Neue Leistungsklasse für Rechenzentren
Mit der Einführung der Epyc 9006-Serie unter den Codenamen „Venice“ und „Verano“ läutet AMD die nächste Ära seiner Serverprozessoren ein. Die auf der Zen-6-Architektur basierenden CPUs zielen darauf ab, die Performance-Lücke zur Vorgängergeneration deutlich zu schließen. Dabei setzt AMD auf eine differenzierte Strategie: Während die maximale Kernanzahl auf bis zu 256 Rechenkerne ansteigt, legt der Hersteller gleichzeitig einen starken Fokus auf die Singlethreading-Leistung, um den Anforderungen moderner KI-Agenten gerecht zu werden.

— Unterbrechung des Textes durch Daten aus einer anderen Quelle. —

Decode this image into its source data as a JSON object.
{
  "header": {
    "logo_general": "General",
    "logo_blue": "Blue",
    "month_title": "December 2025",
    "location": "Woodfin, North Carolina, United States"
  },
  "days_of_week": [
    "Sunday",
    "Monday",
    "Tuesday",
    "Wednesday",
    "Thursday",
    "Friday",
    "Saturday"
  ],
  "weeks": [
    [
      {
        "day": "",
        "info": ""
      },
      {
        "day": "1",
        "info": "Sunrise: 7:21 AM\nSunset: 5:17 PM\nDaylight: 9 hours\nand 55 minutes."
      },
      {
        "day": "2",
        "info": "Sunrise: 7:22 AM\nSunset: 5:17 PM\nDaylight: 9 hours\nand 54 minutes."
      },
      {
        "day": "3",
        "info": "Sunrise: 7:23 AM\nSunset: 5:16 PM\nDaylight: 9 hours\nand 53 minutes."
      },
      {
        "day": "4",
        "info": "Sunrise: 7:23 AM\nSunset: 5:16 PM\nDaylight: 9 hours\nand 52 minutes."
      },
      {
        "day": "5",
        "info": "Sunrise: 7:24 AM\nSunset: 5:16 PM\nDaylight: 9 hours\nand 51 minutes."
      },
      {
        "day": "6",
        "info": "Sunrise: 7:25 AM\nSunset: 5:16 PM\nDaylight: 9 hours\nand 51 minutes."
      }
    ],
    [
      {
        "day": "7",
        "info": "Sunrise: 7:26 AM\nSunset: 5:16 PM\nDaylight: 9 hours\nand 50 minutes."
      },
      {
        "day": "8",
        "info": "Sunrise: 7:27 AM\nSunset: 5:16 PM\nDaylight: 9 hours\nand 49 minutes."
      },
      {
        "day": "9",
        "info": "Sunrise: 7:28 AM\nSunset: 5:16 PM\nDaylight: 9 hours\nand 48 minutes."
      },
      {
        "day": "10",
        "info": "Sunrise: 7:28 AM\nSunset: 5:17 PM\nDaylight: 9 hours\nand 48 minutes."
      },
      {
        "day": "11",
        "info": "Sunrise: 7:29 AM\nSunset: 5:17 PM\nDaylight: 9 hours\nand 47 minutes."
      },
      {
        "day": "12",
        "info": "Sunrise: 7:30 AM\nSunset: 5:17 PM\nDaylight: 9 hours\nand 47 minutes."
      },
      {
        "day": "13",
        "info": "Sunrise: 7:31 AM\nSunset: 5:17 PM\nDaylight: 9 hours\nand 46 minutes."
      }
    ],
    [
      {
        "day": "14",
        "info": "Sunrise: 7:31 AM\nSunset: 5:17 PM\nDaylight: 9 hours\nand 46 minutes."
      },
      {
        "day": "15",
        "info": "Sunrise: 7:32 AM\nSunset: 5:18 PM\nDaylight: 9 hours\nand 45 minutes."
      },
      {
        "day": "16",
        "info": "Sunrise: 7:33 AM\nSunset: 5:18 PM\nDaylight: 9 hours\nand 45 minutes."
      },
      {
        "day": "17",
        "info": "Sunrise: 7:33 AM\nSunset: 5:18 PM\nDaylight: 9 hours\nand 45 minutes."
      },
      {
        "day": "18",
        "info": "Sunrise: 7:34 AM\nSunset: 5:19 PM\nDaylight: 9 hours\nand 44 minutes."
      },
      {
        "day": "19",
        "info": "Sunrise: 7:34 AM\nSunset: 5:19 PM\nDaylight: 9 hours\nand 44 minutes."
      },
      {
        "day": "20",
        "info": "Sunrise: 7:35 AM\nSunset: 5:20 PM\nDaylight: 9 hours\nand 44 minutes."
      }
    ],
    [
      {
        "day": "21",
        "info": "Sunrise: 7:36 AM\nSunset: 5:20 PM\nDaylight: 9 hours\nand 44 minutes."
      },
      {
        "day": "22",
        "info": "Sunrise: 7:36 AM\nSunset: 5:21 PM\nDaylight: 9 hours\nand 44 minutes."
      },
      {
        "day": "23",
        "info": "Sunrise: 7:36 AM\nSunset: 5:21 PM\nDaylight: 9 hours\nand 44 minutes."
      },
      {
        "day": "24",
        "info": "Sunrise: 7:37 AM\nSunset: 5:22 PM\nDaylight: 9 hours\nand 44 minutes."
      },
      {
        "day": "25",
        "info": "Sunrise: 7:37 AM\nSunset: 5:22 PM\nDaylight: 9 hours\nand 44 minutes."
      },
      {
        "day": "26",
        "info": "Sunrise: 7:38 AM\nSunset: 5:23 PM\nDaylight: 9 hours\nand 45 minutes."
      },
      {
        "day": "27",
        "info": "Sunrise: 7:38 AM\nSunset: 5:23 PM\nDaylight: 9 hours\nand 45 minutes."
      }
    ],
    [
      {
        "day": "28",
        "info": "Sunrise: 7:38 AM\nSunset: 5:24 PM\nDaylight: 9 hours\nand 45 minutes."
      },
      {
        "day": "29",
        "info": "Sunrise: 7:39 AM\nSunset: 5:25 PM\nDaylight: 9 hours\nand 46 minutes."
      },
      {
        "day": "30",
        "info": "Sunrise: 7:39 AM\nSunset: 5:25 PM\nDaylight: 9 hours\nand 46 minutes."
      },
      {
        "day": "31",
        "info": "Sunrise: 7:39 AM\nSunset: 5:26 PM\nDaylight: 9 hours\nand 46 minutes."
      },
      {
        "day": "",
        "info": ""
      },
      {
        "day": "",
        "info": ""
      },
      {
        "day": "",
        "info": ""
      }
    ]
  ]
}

Architektur und Kerndesign
Die neue Generation nutzt eine Kombination aus verschiedenen Kerntypen. Die kompakten Zen-6c-Kerne ermöglichen die hohe Dichte von 256 Kernen pro Prozessor, was jedoch zu einer höheren thermischen Auslegung (TDP) von bis zu 600 Watt führt. Im Vergleich dazu bietet AMD bei den klassischen Zen-6-Kernen eine maximale Bestückung von 96 Kernen. Diese erreichen laut Hersteller Taktraten von bis zu 5,0 GHz und sollen damit eine signifikant höhere Rechenleistung bieten als die bisherigen Zen-5-Modelle.
Für spezialisierte Aufgaben im Bereich High Performance Computing (HPC) plant AMD zudem die „X“-Varianten der Epyc 9006-Serie. Diese Prozessoren verfügen über einen aufgestapelten L3-Cache, der eine Gesamtkapazität von 1,152 GByte erreicht, und takten mit bis zu 5,15 GHz.
Fokus auf KI und Konnektivität
Ein zentraler Treiber für die Entwicklung der Epyc 9006-Serie ist der wachsende Bedarf an spezialisierter Hardware für agentische KI. AMD positioniert hierbei insbesondere die „Verano“-Variante (Epyc 9006 LP) als direkten Wettbewerber zu Nvidias Vera-Prozessoren. Diese CPUs nutzen 24 LPDDR5X-Kanäle für spezielle SOCAMM2-Speichermodule, die eine besonders effiziente Zusammenarbeit mit KI-Beschleunigern ermöglichen sollen.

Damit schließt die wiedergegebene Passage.